The ill-fated CMS drug payment model, which would have experimented with cutting ASP-plus-6 percent to ASP-plus-2.5 percent, was contested by physicians partly on grounds that the payment formula would not have been adequate to cover their costs. Despite that, MedPAC is an official advisory agency whose recommendations are frequently accepted by CMS, and this latest guidance is not likely to be treated lightly, Turgon said.
An additional recommendation from MedPAC is to establish a single billing code, or payment, for reference biologic drugs and their biosimilar equivalents. Such a policy could cause practices to swing toward use of the cheapest obtainable drug under the single code, while also creating problems for practices whose physicians prescribe drugs that are priced higher than the corresponding payment under the code, Turgon said. Under Price at HHS, such a policy could conceivably come about, she said.
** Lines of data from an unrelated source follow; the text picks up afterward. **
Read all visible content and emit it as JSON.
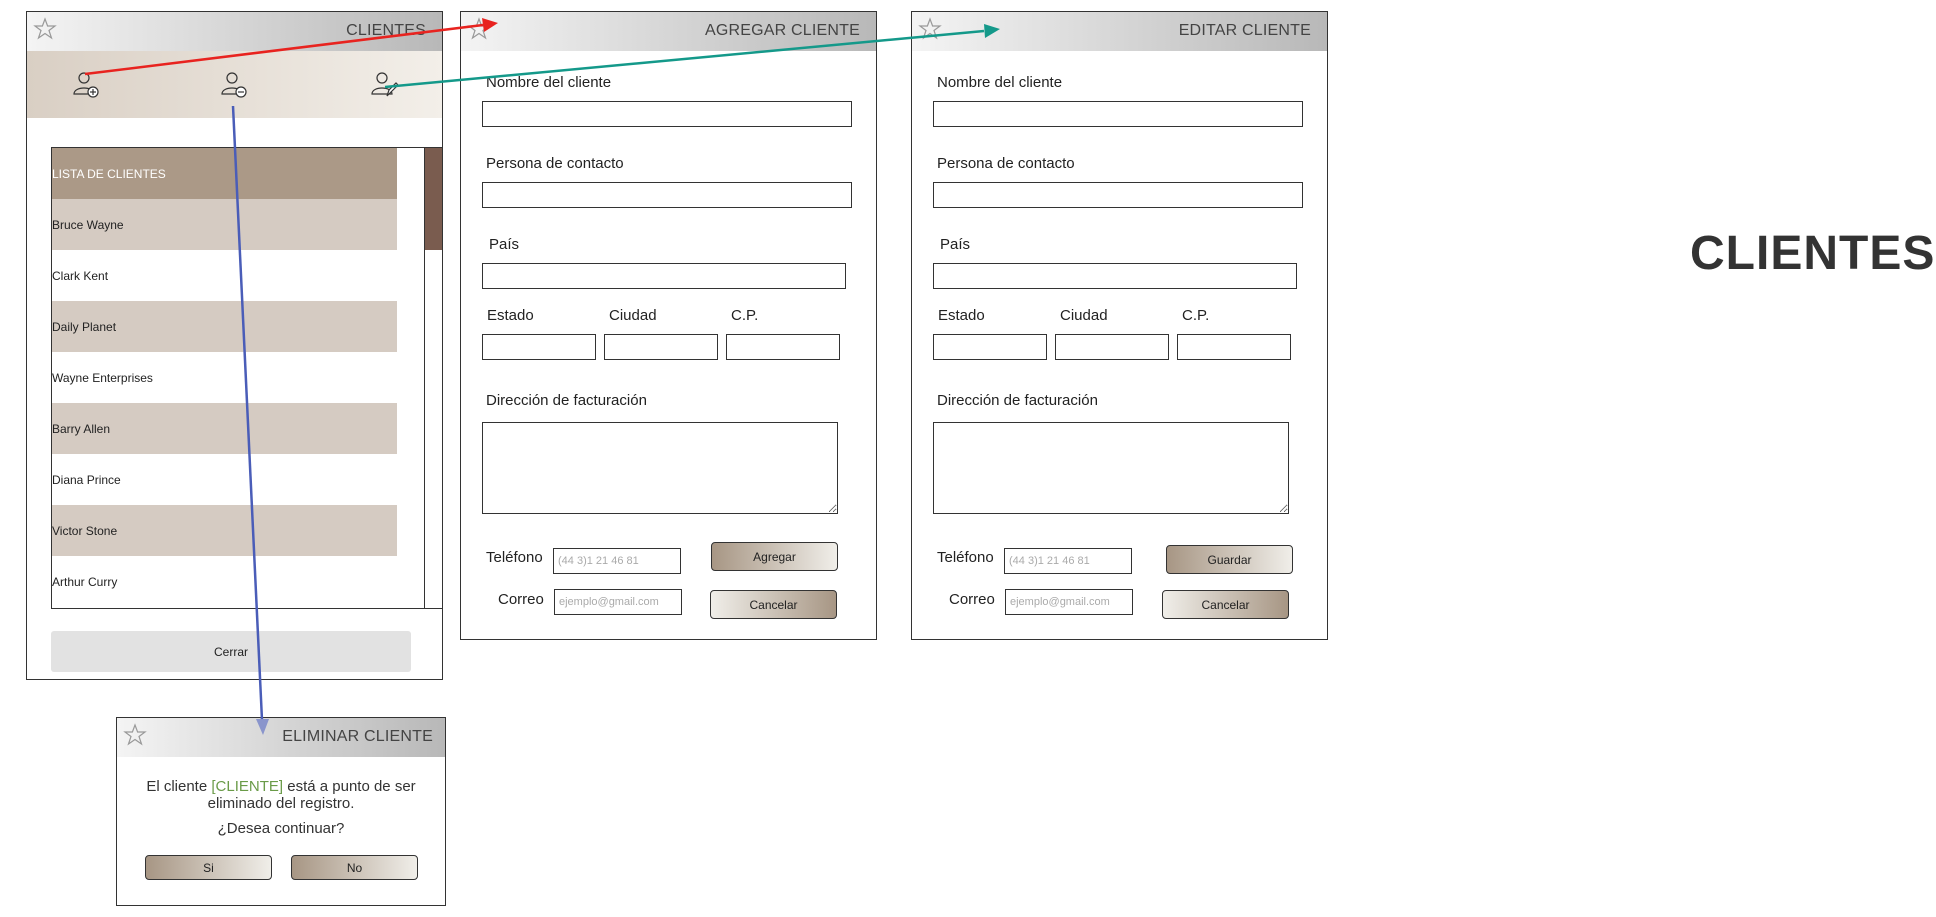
{
  "page_title": "CLIENTES",
  "colors": {
    "red_arrow": "#e8231f",
    "teal_arrow": "#14998a",
    "blue_arrow": "#4a5db8",
    "list_header": "#ab9987",
    "list_alt_row": "#d5cbc2",
    "scroll_thumb": "#7a5c4f",
    "highlight_green": "#6a9b48"
  },
  "clientes": {
    "title": "CLIENTES",
    "icons": [
      "add-user-icon",
      "remove-user-icon",
      "edit-user-icon"
    ],
    "list_header": "LISTA DE CLIENTES",
    "rows": [
      "Bruce Wayne",
      "Clark Kent",
      "Daily Planet",
      "Wayne Enterprises",
      "Barry Allen",
      "Diana Prince",
      "Victor Stone",
      "Arthur Curry"
    ],
    "close_label": "Cerrar"
  },
  "agregar": {
    "title": "AGREGAR CLIENTE",
    "name_label": "Nombre del cliente",
    "contact_label": "Persona de contacto",
    "country_label": "País",
    "state_label": "Estado",
    "city_label": "Ciudad",
    "zip_label": "C.P.",
    "billing_label": "Dirección de facturación",
    "phone_label": "Teléfono",
    "phone_placeholder": "(44 3)1 21 46 81",
    "email_label": "Correo",
    "email_placeholder": "ejemplo@gmail.com",
    "primary_button": "Agregar",
    "cancel_button": "Cancelar"
  },
  "editar": {
    "title": "EDITAR CLIENTE",
    "name_label": "Nombre del cliente",
    "contact_label": "Persona de contacto",
    "country_label": "País",
    "state_label": "Estado",
    "city_label": "Ciudad",
    "zip_label": "C.P.",
    "billing_label": "Dirección de facturación",
    "phone_label": "Teléfono",
    "phone_placeholder": "(44 3)1 21 46 81",
    "email_label": "Correo",
    "email_placeholder": "ejemplo@gmail.com",
    "primary_button": "Guardar",
    "cancel_button": "Cancelar"
  },
  "eliminar": {
    "title": "ELIMINAR CLIENTE",
    "msg_before": "El cliente ",
    "msg_highlight": "[CLIENTE]",
    "msg_after": " está a punto de ser",
    "msg_line2": "eliminado del registro.",
    "question": "¿Desea continuar?",
    "yes_button": "Si",
    "no_button": "No"
  }
}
With much uncertainty about the drug pricing policies that will emerge as the Trump tenure unfolds and Price and others, including Seema Verma, newly confirmed head of CMS, begin to exercise their mandate to control spending, it’s incumbent upon practices to protect themselves the best way they can. Turgon said this means adhering to clinical pathways, using evidence-based treatment alternatives, educating prescribing doctors about the costs of drugs, and having cost-of-care discussions with patients. She also recommended reducing wasteful drug use—in particular by choosing infusion bag sizes carefully, and practicing just-in-time delivery by keeping inventory supplies of high-priced drugs as low as possible.
In addition, practices need to develop defensive readiness for what seem to be rising and often arbitrary claims rejections by payers, Turgon said. “What we were seeing at some cancer centers at the turn of the year was one in four claims were being denied. It takes time, it takes, energy, but making sure that your denial process and your authorization process are fine-tuned would be part and parcel of helping your cancer center run effectively.”